Uses CLIP (Contrastive Language–Image Pretraining) to match your text query against every image in this gallery by meaning, not keywords.
Each image has a precomputed visual embedding; a vector that captures its visual content. Your query is embedded into the same space, and images are ranked by how closely they match.
Try descriptive phrases like "pink outfit", "heart pose", or "holding a plushie".
These are just a few examples, you arent limited to predefined keywords, you can search for literally anything you can describe; outfits, poses, expressions, accessories, locations, objects, colors, text, concepts and more.

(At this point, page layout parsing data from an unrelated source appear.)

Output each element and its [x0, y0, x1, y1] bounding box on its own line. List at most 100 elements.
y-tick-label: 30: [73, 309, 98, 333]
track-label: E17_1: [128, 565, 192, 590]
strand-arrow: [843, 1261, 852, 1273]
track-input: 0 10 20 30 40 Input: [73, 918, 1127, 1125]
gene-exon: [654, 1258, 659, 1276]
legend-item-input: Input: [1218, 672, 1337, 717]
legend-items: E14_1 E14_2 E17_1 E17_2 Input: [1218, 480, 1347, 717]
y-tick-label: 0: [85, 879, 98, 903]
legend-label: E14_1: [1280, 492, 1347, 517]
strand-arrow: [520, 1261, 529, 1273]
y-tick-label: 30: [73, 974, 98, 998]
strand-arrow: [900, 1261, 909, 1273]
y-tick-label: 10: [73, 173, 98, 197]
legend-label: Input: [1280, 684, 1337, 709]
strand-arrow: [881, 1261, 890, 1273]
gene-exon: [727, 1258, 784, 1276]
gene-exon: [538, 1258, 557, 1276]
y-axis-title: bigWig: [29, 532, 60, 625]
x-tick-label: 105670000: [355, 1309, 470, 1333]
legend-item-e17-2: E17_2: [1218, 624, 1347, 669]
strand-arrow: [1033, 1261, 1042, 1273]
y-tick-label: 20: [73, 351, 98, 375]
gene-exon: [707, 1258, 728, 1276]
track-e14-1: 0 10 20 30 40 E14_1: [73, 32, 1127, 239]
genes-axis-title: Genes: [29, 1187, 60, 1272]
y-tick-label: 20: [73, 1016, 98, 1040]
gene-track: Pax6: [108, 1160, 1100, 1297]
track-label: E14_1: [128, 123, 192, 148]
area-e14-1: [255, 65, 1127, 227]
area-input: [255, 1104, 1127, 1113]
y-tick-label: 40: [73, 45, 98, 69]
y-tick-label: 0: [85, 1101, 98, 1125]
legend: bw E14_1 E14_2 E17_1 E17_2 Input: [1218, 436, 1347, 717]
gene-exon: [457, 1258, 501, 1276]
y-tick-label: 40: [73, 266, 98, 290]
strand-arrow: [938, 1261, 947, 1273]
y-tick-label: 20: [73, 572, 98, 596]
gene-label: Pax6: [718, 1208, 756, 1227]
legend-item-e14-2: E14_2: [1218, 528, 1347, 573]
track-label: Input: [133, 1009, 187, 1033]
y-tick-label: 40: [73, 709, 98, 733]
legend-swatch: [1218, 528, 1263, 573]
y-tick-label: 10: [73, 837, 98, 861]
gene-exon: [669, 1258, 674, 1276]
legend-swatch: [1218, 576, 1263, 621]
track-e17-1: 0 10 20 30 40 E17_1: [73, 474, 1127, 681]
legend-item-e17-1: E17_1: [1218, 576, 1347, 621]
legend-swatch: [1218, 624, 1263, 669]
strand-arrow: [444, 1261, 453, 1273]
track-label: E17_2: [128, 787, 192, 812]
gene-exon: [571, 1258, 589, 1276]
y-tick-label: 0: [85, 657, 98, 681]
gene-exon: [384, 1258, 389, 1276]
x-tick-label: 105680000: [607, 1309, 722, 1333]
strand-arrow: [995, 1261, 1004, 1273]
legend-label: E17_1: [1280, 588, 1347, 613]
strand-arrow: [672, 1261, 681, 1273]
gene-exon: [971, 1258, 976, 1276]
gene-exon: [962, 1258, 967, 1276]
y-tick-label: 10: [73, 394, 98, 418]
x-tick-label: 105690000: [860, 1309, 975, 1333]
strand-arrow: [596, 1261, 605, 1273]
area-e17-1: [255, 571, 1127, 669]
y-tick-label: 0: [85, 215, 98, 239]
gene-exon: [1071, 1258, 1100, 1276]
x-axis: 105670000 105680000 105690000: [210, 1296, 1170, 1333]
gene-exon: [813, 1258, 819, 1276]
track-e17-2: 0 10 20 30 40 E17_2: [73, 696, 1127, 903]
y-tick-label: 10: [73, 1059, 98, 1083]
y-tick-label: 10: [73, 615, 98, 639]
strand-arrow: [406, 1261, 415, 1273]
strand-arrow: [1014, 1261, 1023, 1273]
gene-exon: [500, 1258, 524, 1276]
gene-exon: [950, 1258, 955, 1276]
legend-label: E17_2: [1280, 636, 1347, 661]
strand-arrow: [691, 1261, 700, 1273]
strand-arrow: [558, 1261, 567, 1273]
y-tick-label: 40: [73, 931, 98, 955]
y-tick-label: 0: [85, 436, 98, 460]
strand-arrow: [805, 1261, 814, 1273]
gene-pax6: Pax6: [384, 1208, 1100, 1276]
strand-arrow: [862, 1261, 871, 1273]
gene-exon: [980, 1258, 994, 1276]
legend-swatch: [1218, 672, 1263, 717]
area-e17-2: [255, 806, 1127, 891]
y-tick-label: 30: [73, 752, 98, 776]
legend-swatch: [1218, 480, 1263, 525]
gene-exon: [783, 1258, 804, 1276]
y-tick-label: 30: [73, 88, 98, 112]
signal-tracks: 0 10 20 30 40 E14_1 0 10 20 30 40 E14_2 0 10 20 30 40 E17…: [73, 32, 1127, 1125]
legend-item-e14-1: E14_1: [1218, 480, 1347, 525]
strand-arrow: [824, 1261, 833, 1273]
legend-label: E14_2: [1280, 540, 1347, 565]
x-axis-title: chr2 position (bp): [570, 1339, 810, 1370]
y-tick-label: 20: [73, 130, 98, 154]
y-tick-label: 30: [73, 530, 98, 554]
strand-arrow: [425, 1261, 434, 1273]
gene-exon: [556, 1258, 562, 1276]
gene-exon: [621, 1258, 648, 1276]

You can also combine multiple concepts in one search, like "blonde hair black hoodie airport" but the more descriptive the query, the better the results. For example, "a photo of a woman with blonde hair wearing a black hoodie at the airport" will return more accurate results.
Member count
Member Filter
Filter images by how many members appear in them, then optionally narrow further by selecting specific co-members.
The available co-member chips update dynamically based on your count selection, and only show members that can further refine the selection. Members that appear in every matching image are hidden since selecting them would not change the results, and co-member chips that have no matching images for the current selection are greyed out.
For example, selecting 2 Members allows you to choose one co-member, while selecting 4 Members allows up to three co-members. The maximum co-members selectable is always count - 1, since one slot is always the gallery member.
You do not need to fill every available co-member slot. Unselected slots are wildcards; selecting 3 Members and Member A returns images with the gallery member, Member A, and anyone else as the third.